If you are configuring a new Databricks account for the first time, please create at least one workspace with an identity (user or service principal) that you intend to use for Unity Catalog rollout. You can then configure the provider using that identity and workspace to provision the required Unity Catalog resources.

Special considerations for Unity Catalog Resources

When performing a single Terraform apply to update both the owner and other fields for Unity Catalog resources, the process first updates the owner, followed by the other fields using the new owner's permissions. If your principal is not the owner (specifically, the newly updated owner), you will not have the authority to modify those fields. In cases where you wish to change the owner to another individual and also update other fields, we recommend initially updating the fields using your principal, which should have owner permissions, and then updating the owner in a separate step.

Empty provider block

For example, with the following zero-argument configuration:

provider "databricks" {}
  1. Provider will check all the supported environment variables and set values of relevant arguments.
  2. In case any conflicting arguments are present, the plan will end with an error.
  3. Will check for the presence of host + token pair, continue trying otherwise.
  4. Will check for Azure workspace ID, azure_client_secret + azure_client_id + azure_tenant_id presence, continue trying otherwise.
  5. Will check for availability of Azure MSI, if enabled via azure_use_msi, continue trying otherwise.
  6. Will check for Azure workspace ID presence, and if AZ CLI returns an access token, continue trying otherwise.
  7. Will check for the ~/.databrickscfg file in the home directory, will fail otherwise.
  8. Will check for profile presence and try picking from that file will fail otherwise.

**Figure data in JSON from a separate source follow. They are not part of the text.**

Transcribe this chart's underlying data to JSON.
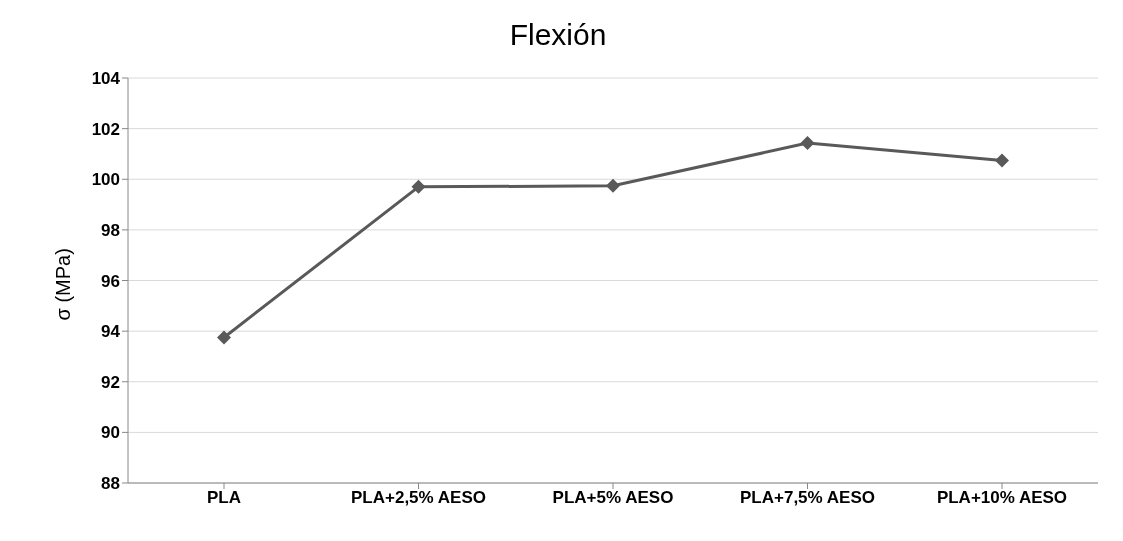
{
  "chart_data": {
    "type": "line",
    "title": "Flexión",
    "ylabel": "σ (MPa)",
    "categories": [
      "PLA",
      "PLA+2,5% AESO",
      "PLA+5% AESO",
      "PLA+7,5% AESO",
      "PLA+10% AESO"
    ],
    "series": [
      {
        "color": "#595959",
        "values": [
          93.75,
          99.7,
          99.74,
          101.43,
          100.74
        ]
      }
    ],
    "ylim": [
      88,
      104
    ],
    "yticks": [
      88,
      90,
      92,
      94,
      96,
      98,
      100,
      102,
      104
    ],
    "grid": "y",
    "marker": "diamond",
    "line_style": "solid",
    "legend": false
  }
}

Please check Default Authentication Flow from Databricks SDK for Go in case you need more details.

Troubleshooting

In case of the problems using Databricks Terraform provider follow the steps outlined in the troubleshooting guide.

Switching from databrickslabs to databricks namespace

To make Databricks Terraform Provider generally available, we've moved it from https://github.com/databrickslabs to https://github.com/databricks. We've worked closely with the Terraform Registry team at Hashicorp to ensure a smooth migration. Existing terraform deployments continue to work as expected without any action from your side. We ask you to replace databrickslabs/databricks with databricks/databricks in all your .tf files.

You should have .terraform.lock.hcl file in your state directory that is checked into source control. terraform init will give you the following warning.

Warning: Additional provider information from registry 

The remote registry returned warnings for registry.terraform.io/databrickslabs/databricks:
- For users on Terraform 0.13 or greater, this provider has moved to databricks/databricks. Please update your source in required_providers.

After you replace databrickslabs/databricks with databricks/databricks in the required_providers block, the warning will disappear. Do a global "search and replace" in *.tf files. Alternatively you can run python3 -c "$(curl -Ls https://dbricks.co/updtfns)" from the command-line, that would do all the boring work for you.

If you didn't check-in .terraform.lock.hcl to the source code version control, you may see Failed to install provider error. Please follow the simple steps described in the troubleshooting guide.